Il materiale, acquisito dai media britannici, getta nuova luce sui movimenti del cantante e sulle persone con cui entrò in contatto prima del drammatico epilogo.
Le immagini inedite delle ultime ore
Tra i documenti dell’inchiesta figurano numerose immagini registrate dalle telecamere di sorveglianza dell’albergo. Nei filmati Liam Payne appare mentre passeggia nella hall, conversa con alcuni dipendenti e incontra diverse persone presenti nella struttura.

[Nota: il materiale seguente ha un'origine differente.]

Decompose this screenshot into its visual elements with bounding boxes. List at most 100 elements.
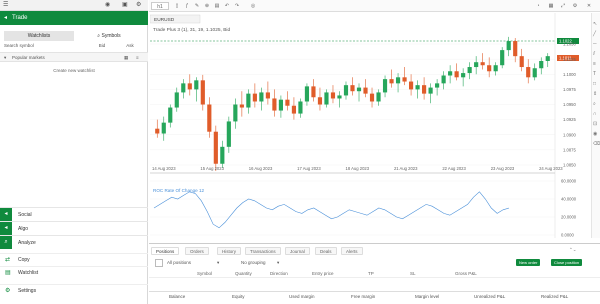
nav-algo[interactable]: ◂ Algo bbox=[0, 221, 148, 235]
measure-tool-icon[interactable]: ⇕ bbox=[593, 89, 600, 99]
compare-icon[interactable]: ⊕ bbox=[203, 2, 211, 10]
price-tick-label: 1.0975 bbox=[563, 87, 576, 92]
nav-algo-label: Algo bbox=[18, 226, 29, 232]
menu-icon[interactable]: ☰ bbox=[3, 0, 8, 11]
filter-checkbox[interactable] bbox=[155, 259, 163, 267]
user-icon[interactable]: ◉ bbox=[105, 0, 110, 11]
template-icon[interactable]: ▤ bbox=[213, 2, 221, 10]
candle-body bbox=[265, 92, 270, 99]
zoom-icon[interactable]: ⌕ bbox=[593, 99, 600, 109]
tab-history[interactable]: History bbox=[217, 247, 242, 255]
col-sl[interactable]: SL bbox=[410, 270, 416, 278]
close-icon[interactable]: ✕ bbox=[585, 2, 593, 10]
trash-icon[interactable]: ⌫ bbox=[593, 139, 600, 149]
summary-margin-level: Margin level bbox=[415, 294, 440, 299]
col-symbol[interactable]: Symbol bbox=[197, 270, 212, 278]
settings-icon[interactable]: ⚙ bbox=[571, 2, 579, 10]
trade-header[interactable]: ◂ Trade bbox=[0, 11, 148, 25]
candle-body bbox=[220, 146, 225, 164]
camera-icon[interactable]: ◎ bbox=[249, 2, 257, 10]
candle-body bbox=[395, 77, 401, 84]
nav-settings[interactable]: ⚙ Settings bbox=[0, 284, 148, 296]
cursor-icon[interactable]: ↖ bbox=[593, 19, 600, 29]
signal-icon[interactable]: ◔ bbox=[534, 2, 542, 10]
hline-tool-icon[interactable]: ─ bbox=[593, 39, 600, 49]
text-tool-icon[interactable]: T bbox=[593, 69, 600, 79]
candle-body bbox=[343, 85, 349, 96]
candle-body bbox=[168, 107, 173, 123]
tab-watchlists[interactable]: Watchlists bbox=[4, 31, 74, 41]
redo-icon[interactable]: ↷ bbox=[233, 2, 241, 10]
chevron-down-icon[interactable]: ▾ bbox=[4, 53, 6, 63]
col-entry-price[interactable]: Entry price bbox=[312, 270, 334, 278]
indicator-tick-label: 0.0000 bbox=[561, 233, 574, 238]
candle-type-icon[interactable]: ▯ bbox=[173, 2, 181, 10]
tab-deals[interactable]: Deals bbox=[315, 247, 337, 255]
nav-social[interactable]: ◂ Social bbox=[0, 207, 148, 221]
symbol-search-input[interactable]: Search symbol bbox=[4, 42, 88, 50]
close-position-button[interactable]: Close position bbox=[551, 259, 583, 266]
group-filter[interactable]: No grouping bbox=[241, 257, 266, 269]
gear-icon[interactable]: ⚙ bbox=[136, 0, 141, 11]
indicator-icon[interactable]: ƒ bbox=[183, 2, 191, 10]
nav-copy[interactable]: ⇄ Copy bbox=[0, 253, 148, 265]
group-chevron-icon[interactable]: ▾ bbox=[277, 257, 279, 269]
watchlist-row[interactable]: ▾ Popular markets ▦ ≡ bbox=[0, 52, 148, 62]
candle-body bbox=[441, 75, 446, 84]
lock-icon[interactable]: ⊡ bbox=[593, 119, 600, 129]
candle-body bbox=[369, 93, 375, 102]
tab-orders[interactable]: Orders bbox=[185, 247, 209, 255]
candle-body bbox=[402, 77, 407, 82]
summary-equity: Equity bbox=[232, 294, 245, 299]
date-tick-label: 22 Aug 2023 bbox=[442, 166, 466, 171]
more-icon[interactable]: ≡ bbox=[136, 53, 139, 63]
layout-grid-icon[interactable]: ▦ bbox=[547, 2, 555, 10]
date-tick-label: 17 Aug 2023 bbox=[297, 166, 321, 171]
indicator-tick-label: 20.0000 bbox=[561, 215, 577, 220]
tab-alerts[interactable]: Alerts bbox=[341, 247, 363, 255]
draw-icon[interactable]: ✎ bbox=[193, 2, 201, 10]
nav-copy-label: Copy bbox=[18, 257, 30, 263]
line-tool-icon[interactable]: ╱ bbox=[593, 29, 600, 39]
nav-watchlist-label: Watchlist bbox=[18, 270, 39, 276]
candle-body bbox=[408, 81, 414, 90]
fullscreen-icon[interactable]: ⤢ bbox=[559, 2, 567, 10]
fib-tool-icon[interactable]: ≡ bbox=[593, 59, 600, 69]
algo-icon: ◂ bbox=[0, 222, 12, 235]
price-tick-label: 1.0900 bbox=[563, 132, 576, 137]
candle-body bbox=[526, 67, 531, 78]
magnet-icon[interactable]: ∩ bbox=[593, 109, 600, 119]
timeframe-select[interactable]: h1 bbox=[151, 2, 169, 10]
layout-icon[interactable]: ▣ bbox=[122, 0, 128, 11]
candle-body bbox=[487, 65, 492, 72]
columns-icon[interactable]: ▦ bbox=[124, 53, 128, 63]
eye-icon[interactable]: ◉ bbox=[593, 129, 600, 139]
create-watchlist-link[interactable]: Create new watchlist bbox=[0, 66, 148, 75]
undo-icon[interactable]: ↶ bbox=[223, 2, 231, 10]
tab-symbols[interactable]: ⌕ Symbols bbox=[74, 31, 144, 41]
price-tick-label: 1.0850 bbox=[563, 163, 576, 168]
tab-journal[interactable]: Journal bbox=[285, 247, 310, 255]
col-quantity[interactable]: Quantity bbox=[235, 270, 252, 278]
account-chevron-icon[interactable]: ▾ bbox=[217, 257, 219, 269]
new-order-button[interactable]: New order bbox=[516, 259, 541, 266]
date-tick-label: 14 Aug 2023 bbox=[152, 166, 176, 171]
tab-positions[interactable]: Positions bbox=[151, 247, 180, 255]
account-filter[interactable]: All positions bbox=[167, 257, 191, 269]
tab-transactions[interactable]: Transactions bbox=[245, 247, 281, 255]
col-direction[interactable]: Direction bbox=[270, 270, 288, 278]
nav-analyze[interactable]: ⌕ Analyze bbox=[0, 235, 148, 249]
candle-body bbox=[532, 68, 537, 78]
col-tp[interactable]: TP bbox=[368, 270, 374, 278]
nav-watchlist[interactable]: ▤ Watchlist bbox=[0, 266, 148, 278]
shape-tool-icon[interactable]: □ bbox=[593, 79, 600, 89]
col-gross-pnl[interactable]: Gross P&L bbox=[455, 270, 477, 278]
gear-icon: ⚙ bbox=[5, 288, 11, 294]
collapse-panel-icon[interactable]: ⌃⌄ bbox=[569, 247, 577, 253]
right-drawing-toolbar: ↖ ╱ ─ ⫽ ≡ T □ ⇕ ⌕ ∩ ⊡ ◉ ⌫ bbox=[591, 13, 600, 238]
candle-body bbox=[298, 101, 303, 114]
channel-tool-icon[interactable]: ⫽ bbox=[593, 49, 600, 59]
chart-area[interactable]: 1.1022 1.1011 1.1050 1.1025 1.1000 1.0975 1.0… bbox=[149, 13, 590, 238]
collapse-icon[interactable]: ◂ bbox=[4, 11, 7, 25]
price-chart[interactable]: 1.10221.1011 1.10501.10251.10001.09751.0… bbox=[149, 13, 590, 238]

Secondo quanto ricostruito dagli investigatori, nelle ore precedenti alla tragedia avrebbe trascorso del tempo anche con due donne successivamente identificate dalla polizia come escort. Dagli atti emergerebbe inoltre che la mattina della sua morte il cantante avrebbe inviato una fotografia a una di loro tramite messaggio.
Un altro testimone avrebbe raccontato agli investigatori di aver visto Payne dondolarsi su un palo all’esterno dell’hotel durante la notte precedente al decesso.
L’inchiesta e gli esami tossicologici
La morte dell’artista ha dato origine a una complessa indagine giudiziaria in Argentina.
Gli esami tossicologici eseguiti dopo il decesso hanno evidenziato la presenza nel suo organismo di cocaina, crack, benzodiazepine e della cosiddetta “cocaina rosa”, una sostanza sintetica che può contenere un mix di ketamina, MDMA, metanfetamina e altri composti.
Gli investigatori hanno cercato di ricostruire ogni fase delle ultime ore del cantante per comprendere il contesto nel quale maturò la tragedia.
Le accuse e i successivi sviluppi giudiziari
Nei mesi successivi alla morte di Payne, la Procura argentina aveva disposto il rinvio a giudizio di cinque persone.
Tra gli indagati figuravano la direttrice dell’hotel Gilda Martin, il receptionist Esteban Grassi, l’amico del cantante Rogelio “Roger” Nores e due uomini accusati di avergli fornito sostanze stupefacenti, Braian Paiz ed Ezequiel Pereyra.
Successivamente, nel febbraio 2025, le accuse di omicidio colposo nei confronti di Nores, Martin e Grassi sono state archiviate. Restano invece ancora pendenti i procedimenti giudiziari nei confronti di Paiz e Pereyra, accusati di aver fornito droga all’artista.
Il dolore dei fan e l’eredità lasciata da Liam Payne
La morte di Liam Payne ha profondamente colpito milioni di fan in tutto il mondo. L’artista aveva conquistato il successo internazionale nel 2010, quando venne scelto per formare i One Direction durante il talent show X Factor, insieme a Harry Styles, Zayn Malik, Louis Tomlinson e Niall Horan.
La band è diventata uno dei fenomeni musicali più importanti degli ultimi anni, pubblicando cinque album prima dello scioglimento nel 2016. Payne aveva poi proseguito la carriera da solista, pubblicando diversi singoli di successo.
Il funerale si è svolto il 20 novembre 2024 in Inghilterra, dove gli ex compagni di band si sono ritrovati insieme per l’ultimo saluto, in una cerimonia che ha commosso il mondo della musica.
Le nuove immagini e i documenti dell’inchiesta rappresentano oggi un ulteriore tassello nella ricostruzione delle ultime ore di vita del cantante, una vicenda che continua a suscitare grande interesse a livello internazionale.